Question

A mass $ M $ is split into two parts $ m $ and $ M - m $ . Which are then separated by a certain distance. The ratio $ \dfrac{m}{M} $ which maximizes the gravitational force between the parts is,
(A) $ 1:4 $
(B) $ 1:3 $
(C) $ 1:2 $
(D) $ 1:1 $

Answer 1

Hint :Find the gravitational force between the masses and use the condition to find maxima of a given function. The gravitational force acting on a mass $ m $ due to another mass $ M $ separated by distance $ R $ is given by, $ F = \dfrac{{GMm}}{{{R^2}}} $ . Where, $ G $ is the gravitational constant.

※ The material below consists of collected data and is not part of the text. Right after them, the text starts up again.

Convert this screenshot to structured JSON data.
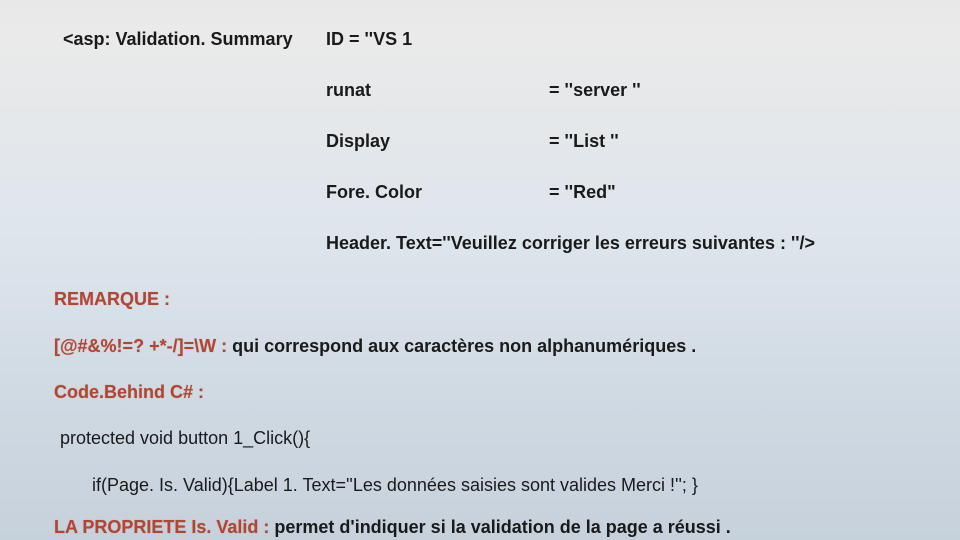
{
  "rows": {
    "r1c1": "<asp: Validation. Summary",
    "r1c2": "ID = ''VS 1",
    "r2c2": "runat",
    "r2c3": "= ''server ''",
    "r3c2": "Display",
    "r3c3": "= ''List ''",
    "r4c2": "Fore. Color",
    "r4c3": "= ''Red\"",
    "r5c2": "Header. Text=''Veuillez corriger les erreurs suivantes  : ''/>"
  },
  "remarque": "REMARQUE :",
  "w": {
    "lead": "[@#&%!=? +*-/]=\\W : ",
    "rest": "qui correspond aux caractères non alphanumériques ."
  },
  "codebehind": "Code.Behind C# :",
  "code1": " protected void button 1_Click(){",
  "code2": "if(Page. Is. Valid){Label 1. Text=''Les données saisies sont valides Merci !''; }",
  "prop": {
    "lead": "LA PROPRIETE Is. Valid : ",
    "rest": "permet d'indiquer si la validation de la page a réussi ."
  }
}
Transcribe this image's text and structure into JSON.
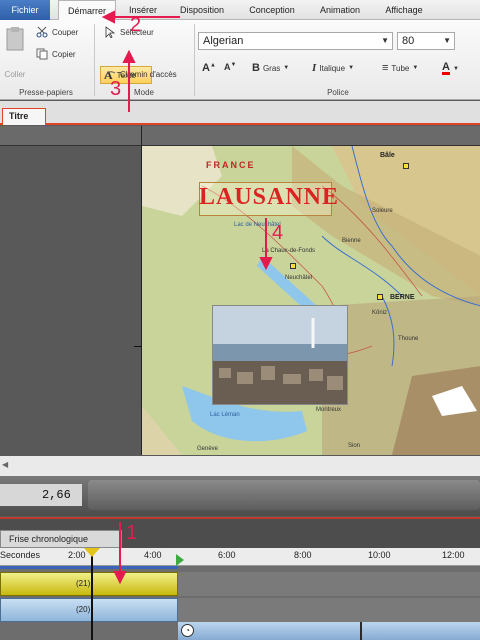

Complete Step By Step Answer:
We know the gravitational force between the masses and use the condition to find maxima of a given function. The gravitational force acting on a mass $ m $ due to another mass $ M $ separated by distance $ R $ is given by, $ F = \dfrac{{GMm}}{{{R^2}}} $ .
Here, we have two masses $ m $ and $ M - m $ .
Now, here the gravitational force that each of the mass give to each other becomes, $ F = \dfrac{{G(M - m)m}}{{{R^2}}} $
Which can be written as, $ F = \dfrac{G}{{{R^2}}}(Mm - {m^2}) $ .
Now, we know for a function to have maxima or minima the first order derivative of the function must be zero. Hence, if we differentiate the force with respect to $ m $ we get the maxima condition.
Therefore, differentiating $ F $ with respect to $ m $ we get,
 $ \dfrac{{dF}}{{dm}} = \dfrac{d}{{dm}}\left[ {\dfrac{G}{{{R^2}}}(Mm - {m^2})} \right] $
Therefore it becomes,
 $ = \dfrac{G}{{{R^2}}}\left[ {\dfrac{d}{{dm}}(Mm) - \dfrac{d}{{dm}}{m^2}} \right] $ [Since, $ G $ and $ R $ are constants]
Or, $ \dfrac{{dF}}{{dm}} = \dfrac{G}{{{R^2}}}\left[ {M - 2m} \right] $
Now, we know for maxima/minima condition this must be equal to zero i.e. $ \dfrac{{dF}}{{dm}} = 0 $
Hence, $ \dfrac{G}{{{R^2}}}\left[ {M - 2m} \right] = 0 $
Or, $ M - 2m = 0 $
Or, $ M = 2m $
Or, $ \dfrac{m}{M} = \dfrac{1}{2} $
Now, for maxima to exist $ {\left. {\dfrac{{{d^2}F}}{{d{m^2}}}} \right|_{m = \dfrac{M}{2}}} < 0 $
So, $ \dfrac{{{d^2}F}}{{d{m^2}}} = \dfrac{d}{{dm}}\dfrac{G}{{{R^2}}}\left[ {M - 2m} \right] $
Or, $ \dfrac{{{d^2}F}}{{d{m^2}}} = \dfrac{G}{{{R^2}}}\left[ {\dfrac{d}{{dm}}M - \dfrac{d}{{dm}}2m} \right] $
So, we get the second order differentiation as.
 $ \dfrac{{{d^2}F}}{{d{m^2}}} = \dfrac{{ - 2G}}{{{R^2}}} $
Therefore, $ \dfrac{{{d^2}F}}{{d{m^2}}} $ at $ m = \dfrac{M}{2} $ is $ \dfrac{{ - 2G}}{{{R^2}}} $ which is always less than zero. Hence, it has a maxima at $ m = \dfrac{M}{2} $
Therefore, for the gravitational force to be maximum the ratio of $ \dfrac{m}{M} $ should be $ \dfrac{1}{2} $ or $ 1:2 $
Hence, option ( C) is correct.

Note :
The gravitational force between the masses depends only on the masses if the distance is kept constant. From the second order derivative we have seen that it is always a negative quantity or does not depend on the mass $ m $ . Hence, we can say that the gravitational force, $ F = \dfrac{{G(M - m)m}}{{{R^2}}} $ contains no minima.